Among the specific experiences that came to mind was my beginning to read the Aeneid in Latin. The text is significantly shorter in the original than it is in English, which uses helping verbs to form larger, more complex verbal constructions. Hence, the 1st-person, singular, pluperfect, passive, subjunctive of the verb “to ask” is “I would have been asked.” In Latin, it reads, “petitus essem.” The famous opening of the text provides another example. The narrator begins: “arma virumque cano,” or “I sing of arms and a man.” Language education, or language work in general, is thus not a simple matter of one-to-one translation. It’s an engagement with a different way of experiencing, and expressing the experience of, the world.
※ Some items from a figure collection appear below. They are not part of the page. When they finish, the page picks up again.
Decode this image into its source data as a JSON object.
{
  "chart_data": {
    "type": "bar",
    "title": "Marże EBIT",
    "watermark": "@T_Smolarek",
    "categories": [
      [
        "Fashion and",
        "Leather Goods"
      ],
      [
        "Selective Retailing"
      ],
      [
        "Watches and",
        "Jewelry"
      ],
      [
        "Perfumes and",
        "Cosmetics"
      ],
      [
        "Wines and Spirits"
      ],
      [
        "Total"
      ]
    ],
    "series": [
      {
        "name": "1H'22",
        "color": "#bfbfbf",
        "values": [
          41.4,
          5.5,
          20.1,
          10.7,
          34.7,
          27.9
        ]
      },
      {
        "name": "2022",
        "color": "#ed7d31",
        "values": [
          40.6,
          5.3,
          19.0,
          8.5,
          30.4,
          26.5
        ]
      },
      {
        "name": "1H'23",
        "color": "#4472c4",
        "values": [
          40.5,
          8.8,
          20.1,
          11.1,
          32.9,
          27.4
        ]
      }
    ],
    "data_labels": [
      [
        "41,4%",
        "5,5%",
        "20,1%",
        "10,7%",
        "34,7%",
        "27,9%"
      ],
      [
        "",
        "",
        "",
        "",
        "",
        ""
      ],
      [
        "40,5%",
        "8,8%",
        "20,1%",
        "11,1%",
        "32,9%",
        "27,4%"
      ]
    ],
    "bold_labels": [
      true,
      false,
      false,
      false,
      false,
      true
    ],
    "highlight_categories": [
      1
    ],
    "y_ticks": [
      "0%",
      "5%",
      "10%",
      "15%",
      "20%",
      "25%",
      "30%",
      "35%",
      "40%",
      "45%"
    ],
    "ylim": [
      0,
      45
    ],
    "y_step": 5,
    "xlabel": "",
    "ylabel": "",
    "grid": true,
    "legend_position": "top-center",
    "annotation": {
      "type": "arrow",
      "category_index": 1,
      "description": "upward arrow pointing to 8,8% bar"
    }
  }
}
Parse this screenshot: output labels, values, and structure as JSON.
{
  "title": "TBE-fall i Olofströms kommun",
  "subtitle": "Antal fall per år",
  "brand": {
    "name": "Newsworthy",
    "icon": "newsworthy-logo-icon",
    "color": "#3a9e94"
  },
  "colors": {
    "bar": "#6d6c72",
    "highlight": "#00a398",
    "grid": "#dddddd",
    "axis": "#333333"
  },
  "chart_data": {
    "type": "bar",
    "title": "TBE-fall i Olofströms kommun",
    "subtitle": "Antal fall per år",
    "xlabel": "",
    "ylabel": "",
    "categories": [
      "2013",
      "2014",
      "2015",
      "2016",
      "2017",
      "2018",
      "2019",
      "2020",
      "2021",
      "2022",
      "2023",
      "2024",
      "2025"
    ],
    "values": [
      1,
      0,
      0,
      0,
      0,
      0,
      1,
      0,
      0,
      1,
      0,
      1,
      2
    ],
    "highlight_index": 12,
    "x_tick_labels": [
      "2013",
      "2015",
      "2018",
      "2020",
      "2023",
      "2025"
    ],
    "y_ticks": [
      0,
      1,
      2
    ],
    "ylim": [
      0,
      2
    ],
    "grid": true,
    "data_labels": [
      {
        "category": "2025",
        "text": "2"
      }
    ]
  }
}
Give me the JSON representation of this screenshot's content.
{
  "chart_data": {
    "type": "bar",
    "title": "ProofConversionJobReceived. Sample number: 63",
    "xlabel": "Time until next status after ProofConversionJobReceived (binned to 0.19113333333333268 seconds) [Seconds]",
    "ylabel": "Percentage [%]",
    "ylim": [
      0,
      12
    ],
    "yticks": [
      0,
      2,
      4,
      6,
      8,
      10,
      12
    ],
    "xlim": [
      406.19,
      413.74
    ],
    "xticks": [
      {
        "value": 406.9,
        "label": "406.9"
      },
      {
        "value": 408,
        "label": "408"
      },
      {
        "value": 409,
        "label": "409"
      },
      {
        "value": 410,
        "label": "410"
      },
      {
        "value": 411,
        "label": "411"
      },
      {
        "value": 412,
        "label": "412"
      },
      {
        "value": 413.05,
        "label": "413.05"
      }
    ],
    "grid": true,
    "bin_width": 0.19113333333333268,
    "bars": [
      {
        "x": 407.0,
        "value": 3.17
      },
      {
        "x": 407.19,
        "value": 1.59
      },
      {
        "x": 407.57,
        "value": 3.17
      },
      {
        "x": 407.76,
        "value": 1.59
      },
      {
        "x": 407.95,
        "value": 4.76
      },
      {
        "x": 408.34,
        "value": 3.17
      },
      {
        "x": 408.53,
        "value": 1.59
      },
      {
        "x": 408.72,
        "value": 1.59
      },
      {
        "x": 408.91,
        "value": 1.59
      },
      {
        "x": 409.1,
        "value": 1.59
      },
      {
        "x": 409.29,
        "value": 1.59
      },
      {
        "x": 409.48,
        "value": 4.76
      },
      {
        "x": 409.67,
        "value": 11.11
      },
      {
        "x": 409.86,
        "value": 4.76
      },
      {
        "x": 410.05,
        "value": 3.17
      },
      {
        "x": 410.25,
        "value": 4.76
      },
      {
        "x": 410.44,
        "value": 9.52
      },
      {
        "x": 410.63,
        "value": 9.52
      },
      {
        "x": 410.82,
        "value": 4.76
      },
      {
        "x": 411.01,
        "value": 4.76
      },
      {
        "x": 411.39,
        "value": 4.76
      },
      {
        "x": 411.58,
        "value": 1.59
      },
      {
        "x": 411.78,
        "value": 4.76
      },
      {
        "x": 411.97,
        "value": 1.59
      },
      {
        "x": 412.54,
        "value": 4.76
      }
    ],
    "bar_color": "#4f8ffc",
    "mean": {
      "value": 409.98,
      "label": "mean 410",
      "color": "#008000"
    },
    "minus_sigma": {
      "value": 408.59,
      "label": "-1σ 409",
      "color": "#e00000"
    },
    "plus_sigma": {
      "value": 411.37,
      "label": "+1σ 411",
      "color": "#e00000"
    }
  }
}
Each time I choose to study a new language I not only gain access to the cultural tropes of that people and their place in history, but I also enter their “cultural mindset,” their Weltanschauung. Even that word, “Weltanschauung,” is essentially just a couple words smashed together: “Welt” (world) and “Anschauung” (assumption, view). “Anschauung” is itself a compound of the prefix “an,” which has a variety of meanings, and a substantive form of the verb “shauen,” meaning “to look.” In English like in German, we are fortunate to be able to do the same thing, that is to compound lots of words and prefixes to form complex terms, but that is not the case for all languages. In fact, we used to be able to do it even more robustly when our language was called Old English. Take the famous (well, among Anglo-Saxonists) word, “modcearig.” It comes from the poem The Wanderer, and means something like “spirit-weary.” I say “something like” because its semantic ambiguity is part of its beauty.

Teaching and acquiring new modes of expression has a supreme importance, especially in an increasingly global world but also in a world in which we would like to remain in dialogue with our past. Language looks both backward and forward. We may never fully understand Virgil, but learning his native tongue is the first step toward true dialogue. The same goes for reading The Wanderer.

Language opens up the world, not merely instrumentally, but spiritually.